Cette fourmi préhistorique vivait parmi les dinosaures il y a 113 millions d’années ‐ environ 13 millions d’années avant les fourmis découvertes précédemment, rapporte la chaîne CNN. Anderson Lepeco, chercheur au musée de zoologie de l’université de São Paulo, explique être tombé sur ce spécimen «extraordinaire» en septembre 2024, alors qu’il examinait une collection de fossiles conservée au musée de zoologie de l’université de São Paulo.

Fourmi de l’enfer

Le musée possède l’une des plus grandes collections d’insectes fossilisés au monde et contient des spécimens de la formation de Crato, dans le nord-est du Brésil, un gisement géologique réputé pour sa préservation exceptionnelle des fossiles. Conservé dans le calcaire, l’insecte est une «fourmi de l’enfer», membre d’une sous-famille appelée Haidomyrmecinae qui vivait au Crétacé, il y a entre 66 et 45 millions d’années.

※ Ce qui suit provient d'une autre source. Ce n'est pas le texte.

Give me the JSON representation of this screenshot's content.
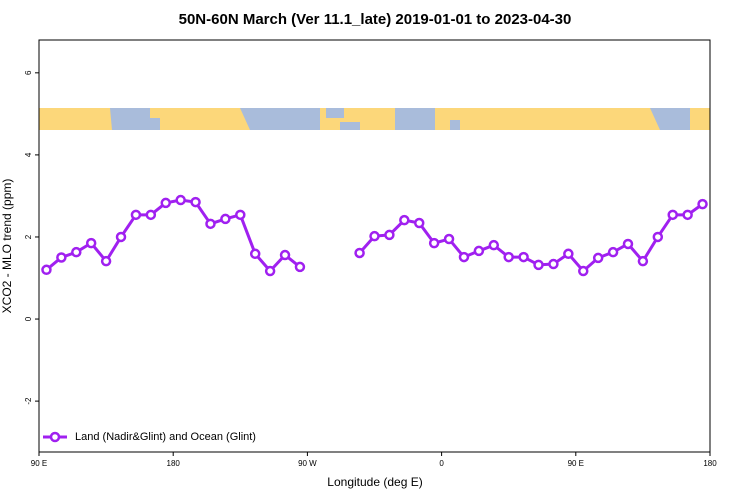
{
  "chart_data": {
    "type": "line",
    "title": "50N-60N March (Ver 11.1_late)   2019-01-01 to 2023-04-30",
    "x_label": "Longitude (deg E)",
    "y_label": "XCO2 - MLO trend (ppm)",
    "x": [
      95,
      105,
      115,
      125,
      135,
      145,
      155,
      165,
      175,
      185,
      195,
      205,
      215,
      225,
      235,
      245,
      255,
      265,
      275,
      285,
      295,
      305,
      315,
      325,
      335,
      345,
      355,
      365,
      375,
      385,
      395,
      405,
      415,
      425,
      435,
      445,
      455,
      465,
      475,
      485,
      495,
      505,
      515,
      525,
      535
    ],
    "series": [
      {
        "name": "Land (Nadir&Glint) and Ocean (Glint)",
        "color": "#a020f0",
        "values": [
          1.2,
          1.5,
          1.63,
          1.85,
          1.41,
          2.0,
          2.54,
          2.54,
          2.83,
          2.9,
          2.85,
          2.32,
          2.44,
          2.54,
          1.59,
          1.17,
          1.56,
          1.27,
          null,
          null,
          null,
          1.61,
          2.02,
          2.05,
          2.41,
          2.34,
          1.85,
          1.95,
          1.51,
          1.66,
          1.8,
          1.51,
          1.51,
          1.32,
          1.34,
          1.59,
          1.17,
          1.49,
          1.63,
          1.83,
          1.41,
          2.0,
          2.54,
          2.54,
          2.8
        ]
      }
    ],
    "xlim": [
      90,
      540
    ],
    "xticks": [
      {
        "value": 90,
        "label": "90 E"
      },
      {
        "value": 180,
        "label": "180"
      },
      {
        "value": 270,
        "label": "90 W"
      },
      {
        "value": 360,
        "label": "0"
      },
      {
        "value": 450,
        "label": "90 E"
      },
      {
        "value": 540,
        "label": "180"
      }
    ],
    "ylim": [
      -3.24,
      6.8
    ],
    "yticks": [
      -2,
      0,
      2,
      4,
      6
    ],
    "legend": "bottom-left"
  }
}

Elle n’est apparentée à aucune fourmi vivant aujourd’hui.

Cette nouvelle espèce, qui a été baptisée Vulcanidris cratensis, a des mâchoires en forme de faux qu’elle utilisait probablement pour épingler ou empaler ses proies. «J’ai été choqué de voir cette projection bizarre à l’avant de la tête de cet insecte», détaille Anderson Lepeco, auteur principal de l’étude. «D’autres fourmis de l’enfer ont été décrites avec d’étranges mandibules, mais il s’agissait toujours de spécimens d’ambre.» En effet, il est rare de trouver des insectes conservés dans de la roche, comme c’est le cas pour ce fossile. D’autres fourmis de l’enfer du Crétacé ont été découvertes dans de l’ambre provenant de France et de Birmanie, mais elles datent - seulement - d’environ 99 millions d’années.

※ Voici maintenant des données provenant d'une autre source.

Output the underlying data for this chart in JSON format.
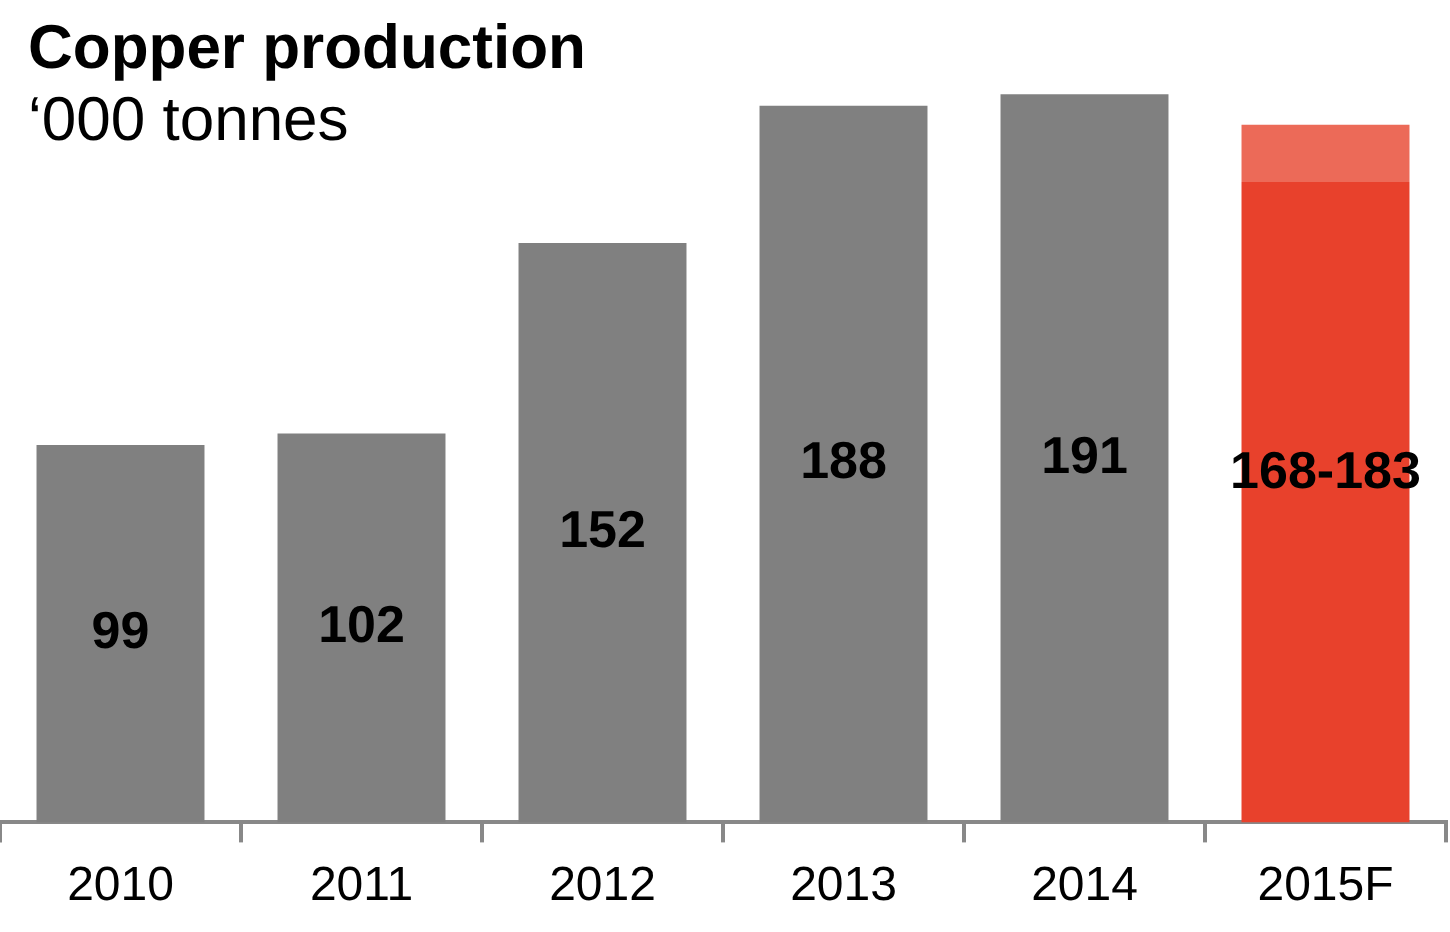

Ce fossile est «très important», abonde Phil Barden, professeur associé à l’Institut de technologie du New Jersey, qui étudie l’histoire de l’évolution des insectes et qui n’a pas participé à l’étude. «Cette nouvelle découverte représente désormais la plus ancienne fourmi connue, et prolonge d’environ dix millions d’années le registre fossile connu pour les fourmis», a-t-il ajouté. «Bien que des fourmis fossiles aient été décrites depuis le XIXe siècle… Jusqu’à présent, on ne savait pas si l’absence de fourmis de plus de 100 millions d’années était due au fait qu’elles n’existaient pas ou simplement au fait qu’elles n’étaient pas préservées dans des gisements où l’on cherchait», a-t-il détaillé.

Désormais, on sait que la fourmi de l’enfer a vécu bien avant, sur le territoire qui est aujourd’hui le Brésil. Cela signifie que ces insectes étaient déjà largement répandus sur la planète à un stade précoce de leur évolution, notent les auteurs de l’étude.

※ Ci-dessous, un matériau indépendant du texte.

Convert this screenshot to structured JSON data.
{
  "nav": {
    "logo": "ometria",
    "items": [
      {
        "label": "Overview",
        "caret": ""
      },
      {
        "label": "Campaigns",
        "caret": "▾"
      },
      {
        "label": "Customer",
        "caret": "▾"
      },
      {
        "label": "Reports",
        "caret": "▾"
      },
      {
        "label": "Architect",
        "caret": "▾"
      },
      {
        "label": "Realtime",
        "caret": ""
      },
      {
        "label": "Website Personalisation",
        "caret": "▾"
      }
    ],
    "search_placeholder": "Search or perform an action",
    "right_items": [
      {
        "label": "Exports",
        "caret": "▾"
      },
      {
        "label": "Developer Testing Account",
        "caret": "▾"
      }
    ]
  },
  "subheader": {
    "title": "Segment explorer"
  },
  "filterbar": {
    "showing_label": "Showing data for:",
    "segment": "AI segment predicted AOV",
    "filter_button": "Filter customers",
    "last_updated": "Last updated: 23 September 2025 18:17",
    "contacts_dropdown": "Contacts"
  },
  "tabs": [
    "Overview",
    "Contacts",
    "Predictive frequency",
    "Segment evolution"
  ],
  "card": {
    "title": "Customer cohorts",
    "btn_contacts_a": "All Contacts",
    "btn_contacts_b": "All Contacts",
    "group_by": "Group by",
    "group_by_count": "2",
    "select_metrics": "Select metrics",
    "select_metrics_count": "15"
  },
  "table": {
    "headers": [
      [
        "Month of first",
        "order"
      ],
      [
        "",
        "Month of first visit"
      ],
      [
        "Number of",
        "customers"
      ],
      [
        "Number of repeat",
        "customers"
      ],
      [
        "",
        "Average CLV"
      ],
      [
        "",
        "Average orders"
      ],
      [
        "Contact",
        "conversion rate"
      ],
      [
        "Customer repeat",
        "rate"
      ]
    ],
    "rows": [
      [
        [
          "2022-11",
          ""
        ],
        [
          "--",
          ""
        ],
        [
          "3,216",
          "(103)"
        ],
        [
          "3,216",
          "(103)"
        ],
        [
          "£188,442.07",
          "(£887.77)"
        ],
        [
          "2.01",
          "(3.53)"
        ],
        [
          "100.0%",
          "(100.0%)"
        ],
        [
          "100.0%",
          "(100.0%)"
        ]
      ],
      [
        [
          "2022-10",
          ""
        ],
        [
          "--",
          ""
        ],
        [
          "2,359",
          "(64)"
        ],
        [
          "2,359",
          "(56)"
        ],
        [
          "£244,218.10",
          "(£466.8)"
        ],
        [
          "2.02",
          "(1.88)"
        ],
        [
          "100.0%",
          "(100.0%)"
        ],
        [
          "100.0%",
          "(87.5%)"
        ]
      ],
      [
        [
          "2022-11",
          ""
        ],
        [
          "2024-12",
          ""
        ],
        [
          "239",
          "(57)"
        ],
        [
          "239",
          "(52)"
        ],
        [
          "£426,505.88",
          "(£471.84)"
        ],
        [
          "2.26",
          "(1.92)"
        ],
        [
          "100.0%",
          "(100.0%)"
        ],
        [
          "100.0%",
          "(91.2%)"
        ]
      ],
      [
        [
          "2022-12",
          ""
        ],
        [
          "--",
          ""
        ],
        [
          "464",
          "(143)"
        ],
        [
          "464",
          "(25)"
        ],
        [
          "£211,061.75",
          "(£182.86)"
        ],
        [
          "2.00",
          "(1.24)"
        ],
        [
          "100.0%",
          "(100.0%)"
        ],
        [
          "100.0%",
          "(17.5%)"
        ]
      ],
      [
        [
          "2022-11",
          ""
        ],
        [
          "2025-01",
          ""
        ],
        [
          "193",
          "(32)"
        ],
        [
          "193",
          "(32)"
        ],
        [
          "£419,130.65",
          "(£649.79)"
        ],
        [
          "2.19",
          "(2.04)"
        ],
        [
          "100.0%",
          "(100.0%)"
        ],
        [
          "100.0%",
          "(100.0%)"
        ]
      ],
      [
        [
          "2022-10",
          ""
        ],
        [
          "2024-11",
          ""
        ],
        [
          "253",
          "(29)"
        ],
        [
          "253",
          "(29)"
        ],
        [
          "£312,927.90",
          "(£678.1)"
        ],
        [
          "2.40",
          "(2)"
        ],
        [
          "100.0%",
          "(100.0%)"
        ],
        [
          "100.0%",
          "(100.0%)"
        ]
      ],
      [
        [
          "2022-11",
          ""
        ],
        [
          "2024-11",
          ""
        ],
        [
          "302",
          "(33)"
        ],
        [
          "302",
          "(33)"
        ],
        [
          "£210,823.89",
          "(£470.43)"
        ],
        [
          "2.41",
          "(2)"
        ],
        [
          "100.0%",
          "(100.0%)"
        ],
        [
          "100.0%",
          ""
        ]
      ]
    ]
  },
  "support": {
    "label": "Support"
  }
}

Caractéristiques semblables aux guêpes

Les fourmis intriguent depuis longtemps les scientifiques par leurs extraordinaires capacités d’organisation, leur vie sexuelle surprenante et leurs aptitudes, notamment l’amputation de leurs blessés pour leur sauver la vie et leur odorat extrêmement puissant. Avec près de 20 quadrillions (un million puissance 4) d’individus répartis sur tous les continents à l’exception de l’Antarctique - soit 2,5 millions pour chaque humain -, le spécimen est l’un des groupes d’insectes les plus visibles et les plus abondants de la planète.

Elles ont évolué à la fin du Jurassique et au début du Crétacé, il y a environ 145 millions d’années, lorsque les ancêtres des fourmis ont divergé du groupe qui allait donner naissance aux guêpes et aux abeilles. De fait, la fourmi fossilisée tout juste découverte présente des caractéristiques semblables à celles des guêpes, ce qui témoigne de l’ascendance commune des deux insectes.

Les chercheurs ont recouru à une technique d’imagerie en 3D qui utilise les rayons X pour visualiser l’intérieur de la fourmi. Ainsi, ils ont pu observer ses caractéristiques anatomiques inhabituelles. Les fourmis modernes ont des mâchoires qui s’agrippent latéralement, c’est-à-dire d’un côté à l’autre. Or, cette fourmi possédait des mâchoires en forme de faux, parallèles à la tête et projetées vers l’avant, près des yeux.

«Cela aurait pu fonctionner comme une sorte de chariot élévateur, se déplaçant vers le haut» alors que la fourmi s’attaquait à d’autres insectes, remarque Anderson Lepeco. «La morphologie complexe suggère que même ces fourmis les plus anciennes avaient déjà développé des stratégies prédatrices sophistiquées très différentes de leurs homologues modernes.»